”GESANG”

 

 

 

les gens ont des vies de gens

il est possible que tout soit possible

le je traître, le je extérieur, le je baladeur

tout est faux et répété

il est question d’une miette

avant j’étais une miette

dorénavant je suis une miette

je ne dirai plus rien

(Gesang aurait dû être, Gesang n’est pas, Gesang est impossible,
Gesang est à Schubert ce que la pluie est à l’automne,
si ça continue, Gesang reviendra et ce sera malin, tiens)

– – – s’échapper par la voie rapide – – –

 

 

les guerres se répètent
les guerres s’aiment étroitement
il existe des alignements de pierres
le regard embrasse
toutes les lignes de fuite
le regard partout terrassé
il existe des lignes de fuite

je n’ai rien regardé
rien gardé
des guerres devant les gares

. absentée .

                                                                                                                      Gilles Aillaud, Grille n°2, 1964

à défaut dans les circulations >/<

 

il y aurait un article indéfini
& un verbe à l’imparfait du subjonctif
sans aucune concordance des temps

aucune

rien ne soulèverait de questions

rien

les alignements seraient conformes
à l’édiction des règles
autour des manques élémentaires

 

machines épuisées
rotors fragiles
embrayages divagant
souligneraient les gouffres conceptuels
des temps présents

 

et ça ne suffirait pas, non.

                                                                                           El Lissitzky, Proun* 2 (Construction), 1920 – détail –
                                                         * acronyme russe signifiant ”Projet pour l’établissement du nouveau”

avant que j’oublie /

 

 

j’ai fait une soupe
MAIS je voyais la page autrement
je suis déçue de la page
je me coupe le pouce
en coupant un légume
je crois que c’était une courge
j’aimais pas les soupes de mémé
mais maintenant c’est la mienne de soupe
ça n’a plus rien à voir
c’est même plus une soupe c’est autre chose
qu’une soupe c’est une soupe la mienne
je me coupe le pouce
je fais cramer le moteur du mixeur
une flamme sort du mixeur
j’ai très peur j’ai vu la flamme sortir
j’ai fait une soupe flamme
j’ai débranché le pied-mixeur
tout ce qui écrit est vrai
tout ce qui est orange est une soupe
je nie le fait que c’est une soupe
c’est une orangée crémeuse
c’est à peine même pas même plus une s.
je me coupe une soupe me loupe
et la page se change
elle court dans le dressing et se change
elle ressort bien nette

c’est la post-vérité soupée
tout est vrai même mémé.

poème avec Ribera et un citron (?)

 

 

dans le sac en papier un pain et un citron
maintenus bien ensemble contre le bras

le rond du citron ou bien sa rotondité
& la brillance du pinceau de Ribera

dans le pas rapide de la marcheuse
le sac contre son flanc bien serré
contre la laine du manteau la brillance
des plumes du chapeau du philosophe
la croûte du pain au maïs et le jaune du citron

encore ce que personne ne comprend
encore ce qu’il faudrait regarder de très près
passer du temps que la marcheuse
n’a pas forcément mais si elle voulait
avec son sac en papier les dures formes
du pain et du citron rond contre elle
& la brillance du pinceau de Ribera
elle entrerait dans la matière
comme singulière épreuve du peu.

                                                                                     Jusepe de Ribera, Un philosophe, vers 1612-1615 (détail)

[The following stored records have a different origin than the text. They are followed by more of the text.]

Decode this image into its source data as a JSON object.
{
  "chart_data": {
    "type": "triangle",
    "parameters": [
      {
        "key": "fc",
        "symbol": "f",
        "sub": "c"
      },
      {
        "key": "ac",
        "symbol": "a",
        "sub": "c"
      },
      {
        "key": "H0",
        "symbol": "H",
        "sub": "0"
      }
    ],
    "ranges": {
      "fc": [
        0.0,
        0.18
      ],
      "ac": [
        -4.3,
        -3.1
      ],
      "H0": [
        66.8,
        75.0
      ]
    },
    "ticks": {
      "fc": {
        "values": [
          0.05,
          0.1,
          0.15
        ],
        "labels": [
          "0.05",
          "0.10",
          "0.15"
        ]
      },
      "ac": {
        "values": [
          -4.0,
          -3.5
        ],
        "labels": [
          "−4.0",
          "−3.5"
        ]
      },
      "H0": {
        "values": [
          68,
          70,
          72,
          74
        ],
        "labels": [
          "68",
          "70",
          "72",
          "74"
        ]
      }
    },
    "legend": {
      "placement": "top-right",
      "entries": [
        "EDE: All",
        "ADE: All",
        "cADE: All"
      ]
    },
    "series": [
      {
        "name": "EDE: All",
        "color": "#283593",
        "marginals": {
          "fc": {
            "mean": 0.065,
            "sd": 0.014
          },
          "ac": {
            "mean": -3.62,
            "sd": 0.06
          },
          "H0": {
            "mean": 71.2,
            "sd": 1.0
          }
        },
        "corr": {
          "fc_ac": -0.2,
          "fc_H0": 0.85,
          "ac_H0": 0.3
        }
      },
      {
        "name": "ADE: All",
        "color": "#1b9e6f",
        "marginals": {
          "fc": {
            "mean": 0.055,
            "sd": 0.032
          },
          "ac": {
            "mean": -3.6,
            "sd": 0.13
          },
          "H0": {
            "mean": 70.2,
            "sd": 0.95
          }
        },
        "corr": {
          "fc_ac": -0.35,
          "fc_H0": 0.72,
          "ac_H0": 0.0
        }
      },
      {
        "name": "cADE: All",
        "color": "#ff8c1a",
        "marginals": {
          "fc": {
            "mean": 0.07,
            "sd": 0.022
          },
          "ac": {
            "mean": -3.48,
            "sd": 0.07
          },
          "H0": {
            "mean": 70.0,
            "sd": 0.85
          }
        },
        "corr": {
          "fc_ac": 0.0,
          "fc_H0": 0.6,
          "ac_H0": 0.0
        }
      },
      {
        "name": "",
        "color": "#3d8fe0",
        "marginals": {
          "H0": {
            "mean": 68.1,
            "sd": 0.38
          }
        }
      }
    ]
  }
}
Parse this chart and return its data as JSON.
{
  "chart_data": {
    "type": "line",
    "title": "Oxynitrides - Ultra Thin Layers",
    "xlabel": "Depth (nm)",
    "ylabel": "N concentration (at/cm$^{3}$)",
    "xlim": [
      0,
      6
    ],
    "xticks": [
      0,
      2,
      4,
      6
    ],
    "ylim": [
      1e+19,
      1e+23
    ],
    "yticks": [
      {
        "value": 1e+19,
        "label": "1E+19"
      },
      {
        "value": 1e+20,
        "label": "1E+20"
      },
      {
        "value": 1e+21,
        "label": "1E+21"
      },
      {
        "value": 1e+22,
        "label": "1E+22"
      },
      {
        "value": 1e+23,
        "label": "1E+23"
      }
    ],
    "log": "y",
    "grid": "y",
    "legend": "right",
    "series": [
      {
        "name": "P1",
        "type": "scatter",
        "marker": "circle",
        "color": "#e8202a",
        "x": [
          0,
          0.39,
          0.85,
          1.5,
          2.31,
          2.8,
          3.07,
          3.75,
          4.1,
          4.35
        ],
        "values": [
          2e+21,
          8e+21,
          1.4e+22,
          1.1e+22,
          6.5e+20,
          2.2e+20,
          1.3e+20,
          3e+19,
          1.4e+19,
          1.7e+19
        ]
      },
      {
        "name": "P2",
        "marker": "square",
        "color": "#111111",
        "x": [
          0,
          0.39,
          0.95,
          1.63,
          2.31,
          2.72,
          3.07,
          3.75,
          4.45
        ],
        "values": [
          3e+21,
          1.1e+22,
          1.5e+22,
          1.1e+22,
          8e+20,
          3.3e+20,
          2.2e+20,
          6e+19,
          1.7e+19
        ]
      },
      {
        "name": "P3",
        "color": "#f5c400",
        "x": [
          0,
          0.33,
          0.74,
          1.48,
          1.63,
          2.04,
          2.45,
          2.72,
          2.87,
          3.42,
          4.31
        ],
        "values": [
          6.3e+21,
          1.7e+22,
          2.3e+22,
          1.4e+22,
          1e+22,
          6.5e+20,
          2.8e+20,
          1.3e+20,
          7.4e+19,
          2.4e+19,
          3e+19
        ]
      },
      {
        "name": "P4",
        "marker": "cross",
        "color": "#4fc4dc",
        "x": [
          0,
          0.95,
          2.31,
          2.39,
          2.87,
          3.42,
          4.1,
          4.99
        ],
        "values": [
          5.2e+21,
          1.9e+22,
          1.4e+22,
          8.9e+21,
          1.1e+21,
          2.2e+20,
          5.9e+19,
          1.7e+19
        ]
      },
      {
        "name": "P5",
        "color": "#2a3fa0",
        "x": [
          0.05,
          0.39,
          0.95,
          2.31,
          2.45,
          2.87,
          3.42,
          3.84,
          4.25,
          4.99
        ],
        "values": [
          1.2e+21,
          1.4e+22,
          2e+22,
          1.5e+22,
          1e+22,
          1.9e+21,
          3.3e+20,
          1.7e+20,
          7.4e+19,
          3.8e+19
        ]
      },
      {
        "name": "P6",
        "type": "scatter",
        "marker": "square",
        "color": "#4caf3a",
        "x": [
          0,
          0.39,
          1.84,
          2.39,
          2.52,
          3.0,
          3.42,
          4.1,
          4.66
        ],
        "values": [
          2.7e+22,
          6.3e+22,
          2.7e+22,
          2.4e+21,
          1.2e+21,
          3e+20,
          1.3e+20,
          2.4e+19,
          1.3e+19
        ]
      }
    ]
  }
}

ce moment où elle a pleuré

 

 

 

la lumière venant de la baie vitrée était si provençale
elle, dans son fauteuil roulant, regard noyé
lui à côté, sur un siège, amaigri, triste, ailleurs

décembre, ce dernier décembre
il n’en connaîtrait pas d’autre
mais personne ne le savait encore

décision était prise, il partirait à l’Ehpad
elle, n’avait pas besoin d’y aller,
son corps cassé sa tête entière

elle, n’avait pas besoin d’y aller
riff de jazz comme elle aimait
elle, n’avait pas besoin d’y aller

ce moment où elle a pleuré s’est écriée
mais je ne peux pas le laisser
je ne peux pas laisser mon homme

tous ces points d’exclamation tristes
qui n’existent pas, comment les dessiner ?
ce moment où elle qui ne pleure jamais, a pleuré.